25. Todestag Jitzchak Rabins Ein Mord, der den Friedensprozess tötete
Stand: 04.11.2020 04:09 Uhr
Rabin suchte als israelischer Regierungschef nach Jahrzehnten gewalttätiger Konfrontation den Ausgleich mit den Palästinensern. Vor 25 Jahren wurde er ermordet. Heute ist sein Tod ein mahnendes Exempel.
Von Tim Aßmann, ARD-Studio Tel Aviv
An der Rückseite des Rathauses von Tel Aviv hat sich eine kleine Menschentraube gebildet. Frauen und Männer stehen vor einem erneuerten Gedenkstein und wehenden israelischen Fahnen.
Frische Blumen liegen vor dem Stein, der an jenen Mann erinnert, dessen Name der angrenzende Platz mit den brennenden Kerzen zur Erinnerung trägt: Jitzchak Rabin. Vor 25 Jahren wurde der damalige israelische Ministerpräsident hier hinter dem Rathaus erschossen.
Der Mord - Ein Land unter Schock
Miki, 41 Jahre alt, von Beruf Kulturmanagerin steht neben der Gedenkstätte. Sie kann sich noch genau erinnern, wie sie an jenem 4. November 1995 vom Anschlag auf Rabin erfuhr. "Ich funktionierte nicht mehr. Wenn ich versuche, meine Emotionen von damals zusammenzufassen, dann sind das: Leere, Ohnmacht, Scham und Wut. Ich bin völlig zerbrochen."
Der 73-jährige Rabin hatte auf einer Massenkundgebung gesprochen, die unter dem Motto stand: "Ja zum Frieden. Nein zur Gewalt". Nach seiner Rede wurden mehrere Schüsse auf Rabin abgefeuert. Schütze war der 25-jährige Jigal Amir. Der rechtsnationale jüdische Fanatiker wollte Rabins Tod, weil dieser Frieden mit den Palästinensern suchte und dafür auch zu Kompromissen bereit war.
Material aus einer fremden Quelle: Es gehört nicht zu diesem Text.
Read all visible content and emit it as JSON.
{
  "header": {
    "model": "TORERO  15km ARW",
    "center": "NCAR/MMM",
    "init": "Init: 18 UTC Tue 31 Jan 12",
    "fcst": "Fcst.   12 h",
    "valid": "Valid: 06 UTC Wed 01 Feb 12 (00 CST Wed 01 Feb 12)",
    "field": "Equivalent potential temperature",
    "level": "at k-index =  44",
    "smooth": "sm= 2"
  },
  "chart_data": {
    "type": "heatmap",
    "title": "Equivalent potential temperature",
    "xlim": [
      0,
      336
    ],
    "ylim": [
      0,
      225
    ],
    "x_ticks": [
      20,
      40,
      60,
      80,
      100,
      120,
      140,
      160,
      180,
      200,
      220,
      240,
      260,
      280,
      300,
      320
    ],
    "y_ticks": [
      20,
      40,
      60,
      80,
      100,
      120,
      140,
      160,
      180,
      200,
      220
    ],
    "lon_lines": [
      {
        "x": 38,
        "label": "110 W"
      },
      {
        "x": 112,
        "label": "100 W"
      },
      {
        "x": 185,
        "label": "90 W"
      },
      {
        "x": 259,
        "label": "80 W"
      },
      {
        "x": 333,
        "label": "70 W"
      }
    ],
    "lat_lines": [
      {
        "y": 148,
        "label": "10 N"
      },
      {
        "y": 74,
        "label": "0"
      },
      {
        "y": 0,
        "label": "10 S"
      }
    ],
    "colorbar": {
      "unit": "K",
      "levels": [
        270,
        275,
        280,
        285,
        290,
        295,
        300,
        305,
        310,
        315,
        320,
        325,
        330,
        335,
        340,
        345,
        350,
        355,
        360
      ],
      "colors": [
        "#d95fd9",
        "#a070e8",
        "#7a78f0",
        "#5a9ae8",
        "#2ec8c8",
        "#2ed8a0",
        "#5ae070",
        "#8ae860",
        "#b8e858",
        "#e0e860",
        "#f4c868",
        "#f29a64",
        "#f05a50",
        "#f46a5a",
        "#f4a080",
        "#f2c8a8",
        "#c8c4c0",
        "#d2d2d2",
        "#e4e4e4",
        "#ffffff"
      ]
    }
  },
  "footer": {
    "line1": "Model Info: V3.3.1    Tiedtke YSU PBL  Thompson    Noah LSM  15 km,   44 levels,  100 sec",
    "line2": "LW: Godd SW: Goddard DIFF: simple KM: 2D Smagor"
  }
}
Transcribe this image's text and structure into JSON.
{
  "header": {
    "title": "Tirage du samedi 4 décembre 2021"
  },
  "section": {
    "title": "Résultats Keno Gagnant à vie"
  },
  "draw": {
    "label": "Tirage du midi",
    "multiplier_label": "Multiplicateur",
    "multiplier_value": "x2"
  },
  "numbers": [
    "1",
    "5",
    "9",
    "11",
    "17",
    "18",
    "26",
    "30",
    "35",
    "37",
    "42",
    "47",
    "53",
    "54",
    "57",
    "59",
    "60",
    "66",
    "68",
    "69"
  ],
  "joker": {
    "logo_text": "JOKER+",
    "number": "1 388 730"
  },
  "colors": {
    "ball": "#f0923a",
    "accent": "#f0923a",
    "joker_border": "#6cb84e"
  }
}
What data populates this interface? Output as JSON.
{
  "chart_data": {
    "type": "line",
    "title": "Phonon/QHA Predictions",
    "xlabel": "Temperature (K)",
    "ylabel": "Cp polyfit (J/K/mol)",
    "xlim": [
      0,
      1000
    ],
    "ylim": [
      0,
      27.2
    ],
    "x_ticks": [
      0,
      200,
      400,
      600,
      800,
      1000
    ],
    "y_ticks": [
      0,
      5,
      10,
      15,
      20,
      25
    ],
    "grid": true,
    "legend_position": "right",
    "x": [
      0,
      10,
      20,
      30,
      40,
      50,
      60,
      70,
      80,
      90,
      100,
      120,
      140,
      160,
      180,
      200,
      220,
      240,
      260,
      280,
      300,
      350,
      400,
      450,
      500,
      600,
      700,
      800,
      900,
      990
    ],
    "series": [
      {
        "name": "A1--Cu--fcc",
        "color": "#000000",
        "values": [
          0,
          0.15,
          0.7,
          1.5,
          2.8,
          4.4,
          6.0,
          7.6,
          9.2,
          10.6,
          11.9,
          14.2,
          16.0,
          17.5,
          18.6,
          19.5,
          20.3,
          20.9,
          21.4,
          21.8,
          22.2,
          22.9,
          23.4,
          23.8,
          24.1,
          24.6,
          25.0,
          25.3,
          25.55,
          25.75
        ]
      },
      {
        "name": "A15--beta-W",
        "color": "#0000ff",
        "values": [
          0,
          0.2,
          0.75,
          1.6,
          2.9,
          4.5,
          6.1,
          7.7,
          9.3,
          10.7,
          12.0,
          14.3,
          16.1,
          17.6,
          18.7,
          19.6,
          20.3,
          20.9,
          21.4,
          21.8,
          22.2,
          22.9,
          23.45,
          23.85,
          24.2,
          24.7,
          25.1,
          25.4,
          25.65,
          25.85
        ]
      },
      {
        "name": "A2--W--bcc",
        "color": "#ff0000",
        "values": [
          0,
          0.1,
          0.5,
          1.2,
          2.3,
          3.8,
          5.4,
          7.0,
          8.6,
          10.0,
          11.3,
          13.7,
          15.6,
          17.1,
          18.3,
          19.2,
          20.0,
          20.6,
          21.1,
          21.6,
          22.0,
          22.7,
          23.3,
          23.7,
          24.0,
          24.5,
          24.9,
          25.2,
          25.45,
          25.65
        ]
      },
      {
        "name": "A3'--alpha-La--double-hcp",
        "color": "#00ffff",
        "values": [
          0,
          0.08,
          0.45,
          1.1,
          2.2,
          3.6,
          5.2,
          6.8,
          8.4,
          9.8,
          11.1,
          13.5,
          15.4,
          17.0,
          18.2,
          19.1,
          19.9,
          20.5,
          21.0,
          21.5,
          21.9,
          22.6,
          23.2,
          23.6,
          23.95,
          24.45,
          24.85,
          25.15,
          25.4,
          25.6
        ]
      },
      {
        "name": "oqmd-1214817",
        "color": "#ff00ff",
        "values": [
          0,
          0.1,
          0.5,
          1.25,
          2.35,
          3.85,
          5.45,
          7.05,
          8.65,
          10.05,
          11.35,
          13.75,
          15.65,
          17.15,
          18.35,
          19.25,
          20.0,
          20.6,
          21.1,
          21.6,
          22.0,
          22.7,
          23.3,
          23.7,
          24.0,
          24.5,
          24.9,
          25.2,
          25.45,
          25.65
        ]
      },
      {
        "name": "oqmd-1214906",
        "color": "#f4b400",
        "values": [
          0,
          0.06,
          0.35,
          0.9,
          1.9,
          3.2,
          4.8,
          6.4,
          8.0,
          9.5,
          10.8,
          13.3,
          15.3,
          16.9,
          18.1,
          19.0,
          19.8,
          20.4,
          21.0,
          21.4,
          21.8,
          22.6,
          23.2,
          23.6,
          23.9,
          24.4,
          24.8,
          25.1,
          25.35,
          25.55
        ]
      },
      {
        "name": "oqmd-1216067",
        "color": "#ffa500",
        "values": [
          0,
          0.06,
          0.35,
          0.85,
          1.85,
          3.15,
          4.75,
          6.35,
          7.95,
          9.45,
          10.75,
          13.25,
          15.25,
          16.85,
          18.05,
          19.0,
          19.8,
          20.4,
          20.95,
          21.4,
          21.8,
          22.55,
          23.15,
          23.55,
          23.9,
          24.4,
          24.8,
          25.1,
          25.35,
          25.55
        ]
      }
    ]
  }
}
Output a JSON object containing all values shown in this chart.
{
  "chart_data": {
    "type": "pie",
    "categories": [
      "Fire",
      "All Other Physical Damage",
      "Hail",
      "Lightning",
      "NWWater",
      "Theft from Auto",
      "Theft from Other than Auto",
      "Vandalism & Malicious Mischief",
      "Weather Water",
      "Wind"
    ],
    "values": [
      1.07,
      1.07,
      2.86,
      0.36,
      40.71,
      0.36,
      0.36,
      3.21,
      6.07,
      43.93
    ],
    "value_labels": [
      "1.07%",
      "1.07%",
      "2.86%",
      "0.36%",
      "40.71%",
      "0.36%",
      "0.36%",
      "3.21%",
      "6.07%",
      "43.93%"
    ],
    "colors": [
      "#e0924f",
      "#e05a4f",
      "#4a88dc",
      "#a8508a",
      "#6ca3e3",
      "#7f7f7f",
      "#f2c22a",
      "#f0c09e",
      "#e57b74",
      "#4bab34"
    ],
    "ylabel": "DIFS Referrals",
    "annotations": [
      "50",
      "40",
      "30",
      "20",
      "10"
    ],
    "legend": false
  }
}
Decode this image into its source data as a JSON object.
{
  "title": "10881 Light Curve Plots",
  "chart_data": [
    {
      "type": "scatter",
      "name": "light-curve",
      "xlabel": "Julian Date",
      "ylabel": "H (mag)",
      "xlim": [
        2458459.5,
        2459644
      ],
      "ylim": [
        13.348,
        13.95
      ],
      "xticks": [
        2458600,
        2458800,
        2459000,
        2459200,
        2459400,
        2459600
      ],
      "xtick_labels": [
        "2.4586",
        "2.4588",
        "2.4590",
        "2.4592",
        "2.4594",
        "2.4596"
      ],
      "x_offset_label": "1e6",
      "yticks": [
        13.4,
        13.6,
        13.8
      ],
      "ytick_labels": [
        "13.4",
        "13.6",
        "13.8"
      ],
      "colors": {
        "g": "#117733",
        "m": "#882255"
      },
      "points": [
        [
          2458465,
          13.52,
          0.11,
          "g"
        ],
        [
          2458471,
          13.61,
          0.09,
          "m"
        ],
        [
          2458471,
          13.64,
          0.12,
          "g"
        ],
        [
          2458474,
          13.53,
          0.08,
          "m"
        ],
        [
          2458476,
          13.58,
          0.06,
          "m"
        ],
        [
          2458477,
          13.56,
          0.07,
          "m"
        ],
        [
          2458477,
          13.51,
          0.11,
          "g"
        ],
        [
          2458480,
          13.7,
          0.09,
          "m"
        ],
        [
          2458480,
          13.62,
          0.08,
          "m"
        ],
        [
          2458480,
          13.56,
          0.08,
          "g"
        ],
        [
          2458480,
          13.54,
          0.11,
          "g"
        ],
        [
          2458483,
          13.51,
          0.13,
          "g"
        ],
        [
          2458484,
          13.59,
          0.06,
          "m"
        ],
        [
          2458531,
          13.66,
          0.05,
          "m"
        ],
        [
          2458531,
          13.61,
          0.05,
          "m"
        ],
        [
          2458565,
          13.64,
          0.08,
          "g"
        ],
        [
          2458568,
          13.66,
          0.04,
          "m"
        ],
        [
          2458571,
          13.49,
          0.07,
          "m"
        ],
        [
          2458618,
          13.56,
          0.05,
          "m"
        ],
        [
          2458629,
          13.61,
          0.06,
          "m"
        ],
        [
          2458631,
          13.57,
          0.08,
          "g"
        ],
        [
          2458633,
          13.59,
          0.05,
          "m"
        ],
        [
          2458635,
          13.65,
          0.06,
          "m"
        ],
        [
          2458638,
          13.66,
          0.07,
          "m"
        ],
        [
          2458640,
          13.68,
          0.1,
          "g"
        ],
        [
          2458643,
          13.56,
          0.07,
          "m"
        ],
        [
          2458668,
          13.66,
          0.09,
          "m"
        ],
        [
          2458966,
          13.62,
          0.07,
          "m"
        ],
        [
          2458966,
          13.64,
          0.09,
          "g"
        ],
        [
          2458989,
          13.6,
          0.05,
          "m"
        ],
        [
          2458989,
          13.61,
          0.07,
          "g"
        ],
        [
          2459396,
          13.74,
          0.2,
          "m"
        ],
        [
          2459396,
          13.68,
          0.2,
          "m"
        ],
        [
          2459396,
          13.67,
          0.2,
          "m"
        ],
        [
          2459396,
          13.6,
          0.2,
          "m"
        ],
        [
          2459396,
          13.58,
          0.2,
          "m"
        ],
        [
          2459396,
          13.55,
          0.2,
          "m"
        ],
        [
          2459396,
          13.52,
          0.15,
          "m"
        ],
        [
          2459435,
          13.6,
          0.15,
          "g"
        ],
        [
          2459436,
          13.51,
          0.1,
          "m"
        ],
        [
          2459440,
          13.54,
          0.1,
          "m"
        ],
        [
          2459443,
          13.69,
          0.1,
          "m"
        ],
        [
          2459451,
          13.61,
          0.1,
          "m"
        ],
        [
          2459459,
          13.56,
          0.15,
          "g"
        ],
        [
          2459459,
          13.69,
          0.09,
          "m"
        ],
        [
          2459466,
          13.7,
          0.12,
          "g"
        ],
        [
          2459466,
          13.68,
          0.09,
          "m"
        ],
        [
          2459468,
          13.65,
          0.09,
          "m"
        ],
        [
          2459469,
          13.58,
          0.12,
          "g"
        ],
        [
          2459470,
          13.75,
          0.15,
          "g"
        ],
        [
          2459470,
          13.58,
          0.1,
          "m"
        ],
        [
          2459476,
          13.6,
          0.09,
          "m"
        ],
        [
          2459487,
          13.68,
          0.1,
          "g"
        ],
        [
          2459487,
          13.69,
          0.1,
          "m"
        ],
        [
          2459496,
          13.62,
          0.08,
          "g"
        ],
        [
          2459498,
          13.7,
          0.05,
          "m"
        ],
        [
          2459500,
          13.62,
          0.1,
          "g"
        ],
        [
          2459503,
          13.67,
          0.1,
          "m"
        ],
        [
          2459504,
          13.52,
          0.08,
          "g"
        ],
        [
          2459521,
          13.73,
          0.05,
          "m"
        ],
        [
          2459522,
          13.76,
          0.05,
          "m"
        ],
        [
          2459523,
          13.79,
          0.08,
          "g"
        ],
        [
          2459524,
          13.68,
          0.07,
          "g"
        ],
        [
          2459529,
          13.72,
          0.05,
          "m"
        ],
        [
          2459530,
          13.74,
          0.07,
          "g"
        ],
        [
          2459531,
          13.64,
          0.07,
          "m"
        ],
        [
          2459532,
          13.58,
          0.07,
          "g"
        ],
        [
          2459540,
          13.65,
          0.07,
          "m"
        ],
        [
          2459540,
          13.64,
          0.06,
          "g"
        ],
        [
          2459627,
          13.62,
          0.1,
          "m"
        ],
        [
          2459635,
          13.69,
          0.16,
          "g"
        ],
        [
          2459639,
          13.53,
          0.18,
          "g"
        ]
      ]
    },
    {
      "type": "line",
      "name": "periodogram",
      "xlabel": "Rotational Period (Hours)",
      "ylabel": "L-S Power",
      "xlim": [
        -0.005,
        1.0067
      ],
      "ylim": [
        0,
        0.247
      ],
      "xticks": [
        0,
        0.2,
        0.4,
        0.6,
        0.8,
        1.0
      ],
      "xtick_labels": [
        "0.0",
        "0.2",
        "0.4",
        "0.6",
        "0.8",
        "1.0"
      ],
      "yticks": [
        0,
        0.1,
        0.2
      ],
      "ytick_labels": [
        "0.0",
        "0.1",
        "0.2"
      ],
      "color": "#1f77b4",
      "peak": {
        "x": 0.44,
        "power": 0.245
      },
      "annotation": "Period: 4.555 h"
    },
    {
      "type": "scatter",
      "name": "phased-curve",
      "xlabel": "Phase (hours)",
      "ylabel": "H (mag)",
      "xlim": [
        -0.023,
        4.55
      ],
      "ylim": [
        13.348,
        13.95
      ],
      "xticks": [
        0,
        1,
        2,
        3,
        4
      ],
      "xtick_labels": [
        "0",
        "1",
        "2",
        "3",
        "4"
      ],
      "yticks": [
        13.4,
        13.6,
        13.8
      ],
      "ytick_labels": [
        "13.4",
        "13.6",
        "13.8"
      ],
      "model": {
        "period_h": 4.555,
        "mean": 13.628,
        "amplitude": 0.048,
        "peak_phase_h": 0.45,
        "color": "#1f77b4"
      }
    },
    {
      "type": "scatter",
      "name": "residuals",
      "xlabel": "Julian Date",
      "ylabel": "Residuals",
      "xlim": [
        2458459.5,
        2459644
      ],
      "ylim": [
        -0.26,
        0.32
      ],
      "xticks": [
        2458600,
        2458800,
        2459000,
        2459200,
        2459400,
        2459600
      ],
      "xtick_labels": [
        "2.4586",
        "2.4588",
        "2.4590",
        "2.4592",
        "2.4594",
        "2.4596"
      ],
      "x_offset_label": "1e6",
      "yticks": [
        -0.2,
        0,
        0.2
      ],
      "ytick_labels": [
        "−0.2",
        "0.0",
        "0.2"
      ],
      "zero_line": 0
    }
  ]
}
Die Tat habe sie geprägt, sagt Miki. Sie war überrascht darüber, wie sehr dieses Ereignis einen Bruch in ihrem Leben auslöste:
"Davor war ich kein Mensch mit ausgeprägtem politischen Bewusstsein. Ich habe damals etwas als selbstverständlich betrachtet, von dem ich heute weiß, wie außergewöhnlich es war: Dass ich in einer Zeit lebte, in der Frieden wirklich greifbar war, in der für unser Leben große Hoffnungen bestanden."
Der Mord beendete de facto den Friedensprozess
Nach dem Tod Rabins kam der Friedensprozess nach und nach zum Erliegen. So nah wie Mitte der 1990er-Jahre kamen Israelis und Palästinenser einem Frieden danach nie mehr. Rabins Pläne spalteten damals die israelische Gesellschaft. Es gab massive Hetze gegen den Premierminister, erinnert sich Miki:
"Es gab Schilder, auf denen es hieß 'Rabin ist ein Verräter, ein Mörder. Rabin teilt Israel'. Auch in der heutigen Zeit, in der es eine sehr aufgeheizte Stimmung und eine Spaltung gibt, erlebe ich nicht, dass Politiker als Verräter oder Mörder beschimpft werden. Es werden andere Dinge gesagt. Aber es ist so, dass wir als Gesellschaft von innen viel an uns arbeiten müssen."
Miki will ihren Teil dazu beitragen. Sie nimmt als Freiwillige an einem neuen Projekt der Stadt Tel Aviv teil. Miki und andere werden Schulgruppen zur Gedenkstätte am Rabin-Platz begleiten, mit ihnen Kurzfilme über den Mord und die Situation damals anschauen und diskutieren.
Erinnerung wachhalten
Es gehe darum, die Erinnerung wach zu halten und jüngeren Generationen zu zeigen, was Hass und Hetze in einer Gesellschaft auslösen können, erklärt die zuständige Projektmanagerin der Stadt, Yael Froman-Ideses: "Es ist Rabins Vermächtnis, Meinungen zu respektieren und über Dinge zu reden. Es ist okay, dass wir gespalten sind, solange wir einen gemeinsamen Dialog führen können, geprägt vom Respekt für alle Seiten. Daher ist es vielleicht wichtiger als jemals zuvor, dieses Thema wieder gerade in dieser Zeit aufzubringen."
Auch heute sind die Gräben tief zwischen dem linken und dem rechten politischen Lager im Land. Das bestätigt eine aktuelle Umfrage des Think Tanks "Israel Democracy Institute". Eine große Zahl der Befragten beklagt Hetze und Spaltung in der Gesellschaft und 45 Prozent der Befragten halten ein politisches Attentat wie den Mord an Rabin auch heute für möglich.